AFFAIRE DU CONTENTIEUX DE LA PROTECTION SOCIALE

RAPPORTEUR

R.G : N° RG 21/00110 – N° Portalis DBVX-V-B7F-NKR5

[I]

C/

Etablissement Public DEPARTEMENT DU RHONE

APPEL D’UNE DÉCISION DU :

Pole social du TJ de LYON

du 27 Novembre 2020

RG : 18/07931

COUR D’APPEL DE LYON

CHAMBRE SOCIALE D (PS)

ARRÊT DU 10 JANVIER 2023

APPELANT :

[M] [I]

né le 06 Novembre 1953 à [Localité 5]

[Adresse 1]

[Localité 4]

représenté par Me Sabah DEBBAH de la SELARL JURIS LAW & ASSOCIES, avocat au barreau de LYON

INTIME:

DEPARTEMENT DU RHONE

[Adresse 2]

[Localité 3]

Allocataire : Mme [I], née [W]

Dispensée de comparaître

DÉBATS EN AUDIENCE PUBLIQUE DU : 04 Octobre 2022

Présidée par Thierry GAUTHIER, Conseiller, magistrat rapporteur, (sans opposition des parties dûment avisées) qui en a rendu compte à la Cour dans son délibéré, assistée pendant les débats de Malika CHINOUNE, Greffier

COMPOSITION DE LA COUR LORS DU DELIBERE :

– Nathalie PALLE, présidente

– Thierry GAUTHIER, conseiller

– Vincent CASTELLI, conseiller

ARRÊT : CONTRADICTOIRE

Prononcé publiquement le 10 Janvier 2023 par mise à disposition de l’arrêt au greffe de la Cour, les parties en ayant été préalablement avisées dans les conditions prévues à l’article 450 alinéa 2 du code de procédure civile ;

Signé par Nathalie PALLE, Présidente, et par Malika CHINOUNE, Greffier auquel la minute de la décision a été remise par le magistrat signataire.

********************

FAITS, PROCÉDURE ET PRÉTENTIONS DES PARTIES

Mme [I], née [W], est hébergée depuis le 18 janvier 2013 dans un établissement habilité à recevoir les bénéficiaires de l’aide sociale.

Par décision du 6 septembre 2016, le président du conseil départemental du Rhône a accordé le renouvellement du bénéfice de l’aide sociale aux personnes âgées, visant à prendre en charge partiellement le tarif dépendance, pour la période du 1er janvier 2016 au 31 décembre 2018 et fixé à 450 euros la participation mensuelle de M. [M] [I], son fils (le fils de l’allocataire) et obligé alimentaire.

Sur recours de celui-ci devant la commission départementale d’aide sociale, celle-ci, par décision du 27 mars 2017, a ramené le montant de cette participation à la somme de 200 euros, du 1er janvier 2016 au 30 septembre 2016 et 250 euros, du 1er octobre 2016 au 31 décembre 2018.

Cette décision n’a pas fait l’objet d’un recours juridictionnel.

Par décision du 26 novembre 2018, le président du conseil départemental a renouvelé l’aide sociale bénéficiant à Mme [I], pour la période du 1er octobre 2018 au 31 décembre 2021, et fixé le montant de la participation de son fils à la somme de 530 euros.

Le fils de l’allocataire a saisi le 5 décembre 2018 la commission départementale d’aide sociale d’une contestation de cette décision.

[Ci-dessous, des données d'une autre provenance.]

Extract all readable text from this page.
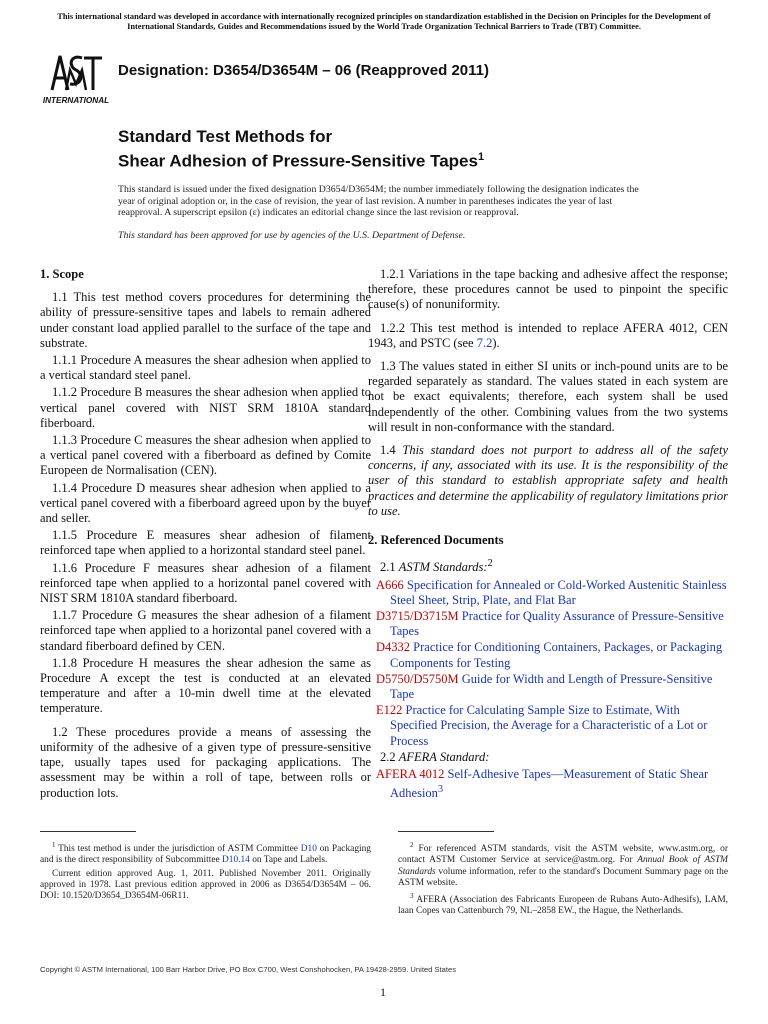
This international standard was developed in accordance with internationally recognized principles on standardization established in the Decision on Principles for the Development of International Standards, Guides and Recommendations issued by the World Trade Organization Technical Barriers to Trade (TBT) Committee.
INTERNATIONAL
Designation: D3654/D3654M – 06 (Reapproved 2011)
Standard Test Methods for
Shear Adhesion of Pressure-Sensitive Tapes$^1$
This standard is issued under the fixed designation D3654/D3654M; the number immediately following the designation indicates the year of original adoption or, in the case of revision, the year of last revision. A number in parentheses indicates the year of last reapproval. A superscript epsilon (ε) indicates an editorial change since the last revision or reapproval.
This standard has been approved for use by agencies of the U.S. Department of Defense.
1. Scope

1.1 This test method covers procedures for determining the ability of pressure-sensitive tapes and labels to remain adhered under constant load applied parallel to the surface of the tape and substrate.

1.1.1 Procedure A measures the shear adhesion when applied to a vertical standard steel panel.

1.1.2 Procedure B measures the shear adhesion when applied to vertical panel covered with NIST SRM 1810A standard fiberboard.

1.1.3 Procedure C measures the shear adhesion when applied to a vertical panel covered with a fiberboard as defined by Comite Europeen de Normalisation (CEN).

1.1.4 Procedure D measures shear adhesion when applied to a vertical panel covered with a fiberboard agreed upon by the buyer and seller.

1.1.5 Procedure E measures shear adhesion of filament reinforced tape when applied to a horizontal standard steel panel.

1.1.6 Procedure F measures shear adhesion of a filament reinforced tape when applied to a horizontal panel covered with NIST SRM 1810A standard fiberboard.

1.1.7 Procedure G measures the shear adhesion of a filament reinforced tape when applied to a horizontal panel covered with a standard fiberboard defined by CEN.

1.1.8 Procedure H measures the shear adhesion the same as Procedure A except the test is conducted at an elevated temperature and after a 10-min dwell time at the elevated temperature.

1.2 These procedures provide a means of assessing the uniformity of the adhesive of a given type of pressure-sensitive tape, usually tapes used for packaging applications. The assessment may be within a roll of tape, between rolls or production lots.

1.2.1 Variations in the tape backing and adhesive affect the response; therefore, these procedures cannot be used to pinpoint the specific cause(s) of nonuniformity.

1.2.2 This test method is intended to replace AFERA 4012, CEN 1943, and PSTC (see 7.2).

1.3 The values stated in either SI units or inch-pound units are to be regarded separately as standard. The values stated in each system are not be exact equivalents; therefore, each system shall be used independently of the other. Combining values from the two systems will result in non-conformance with the standard.

1.4 This standard does not purport to address all of the safety concerns, if any, associated with its use. It is the responsibility of the user of this standard to establish appropriate safety and health practices and determine the applicability of regulatory limitations prior to use.

2. Referenced Documents

2.1 ASTM Standards:$^2$

A666 Specification for Annealed or Cold-Worked Austenitic Stainless Steel Sheet, Strip, Plate, and Flat Bar
D3715/D3715M Practice for Quality Assurance of Pressure-Sensitive Tapes
D4332 Practice for Conditioning Containers, Packages, or Packaging Components for Testing
D5750/D5750M Guide for Width and Length of Pressure-Sensitive Tape
E122 Practice for Calculating Sample Size to Estimate, With Specified Precision, the Average for a Characteristic of a Lot or Process

2.2 AFERA Standard:

AFERA 4012 Self-Adhesive Tapes—Measurement of Static Shear Adhesion$^3$

$^1$ This test method is under the jurisdiction of ASTM Committee D10 on Packaging and is the direct responsibility of Subcommittee D10.14 on Tape and Labels.

Current edition approved Aug. 1, 2011. Published November 2011. Originally approved in 1978. Last previous edition approved in 2006 as D3654/D3654M – 06. DOI: 10.1520/D3654_D3654M-06R11.

$^2$ For referenced ASTM standards, visit the ASTM website, www.astm.org, or contact ASTM Customer Service at service@astm.org. For Annual Book of ASTM Standards volume information, refer to the standard's Document Summary page on the ASTM website.

$^3$ AFERA (Association des Fabricants Europeen de Rubans Auto-Adhesifs), LAM, laan Copes van Cattenburch 79, NL–2858 EW., the Hague, the Netherlands.

Copyright © ASTM International, 100 Barr Harbor Drive, PO Box C700, West Conshohocken, PA 19428-2959. United States
1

Cette commission ayant été supprimée depuis le 1er janvier 2019, le dossier a été transmis au pôle social du tribunal de grande instance puis tribunal judiciaire de Lyon, afin qu’il soit statué sur ce litige.

Par jugement du 27 novembre 2020, le pôle social du tribunal judiciaire de Lyon a déclaré le recours du fils de l’allocataire recevable mais mal fondé.

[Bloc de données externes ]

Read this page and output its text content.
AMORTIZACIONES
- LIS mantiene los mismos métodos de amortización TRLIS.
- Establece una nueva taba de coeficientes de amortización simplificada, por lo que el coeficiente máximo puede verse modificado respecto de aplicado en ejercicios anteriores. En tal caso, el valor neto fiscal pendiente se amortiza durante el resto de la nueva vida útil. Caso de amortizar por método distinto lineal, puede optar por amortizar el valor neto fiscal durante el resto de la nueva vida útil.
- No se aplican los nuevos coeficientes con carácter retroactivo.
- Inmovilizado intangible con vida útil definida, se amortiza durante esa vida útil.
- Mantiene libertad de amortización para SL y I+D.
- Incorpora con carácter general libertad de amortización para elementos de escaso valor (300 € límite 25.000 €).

Par déclaration au greffe effectuée par RPVJ le 6 janvier 2021, le fils de l’allocataire a relevé appel de cette décision.

Dans ses conclusions déposées le 5 novembre 2021, le fils de l’allocataire demande à la cour de :

– le déclarer recevable et bien fondé en son appel ;

– infirmer le jugement attaqué en ce qu’il rejeté sa demande en réduction du montant de sa participation et confirmé la décision du président du conseil départemental du Rhône du 26 novembre 2018 ;

statuant à nouveau,

– fixer le montant de sa participation mensuelle à la somme de :

– 250 euros par mois pour la période du 1er octobre 2019 au 31 mai 2021 ;

– 200 euros pour la période du 1er juin 2021 au 31 décembre 2021 ;

– débouter le département du Rhône de ses demandes plus amples ou contraires ;

– condamner le département du Rhône à lui verser la somme de 2 000 euros au titre de l’article 700 du code de procédure civile, avec distraction au profit de son avocat, sur son affirmation de droit.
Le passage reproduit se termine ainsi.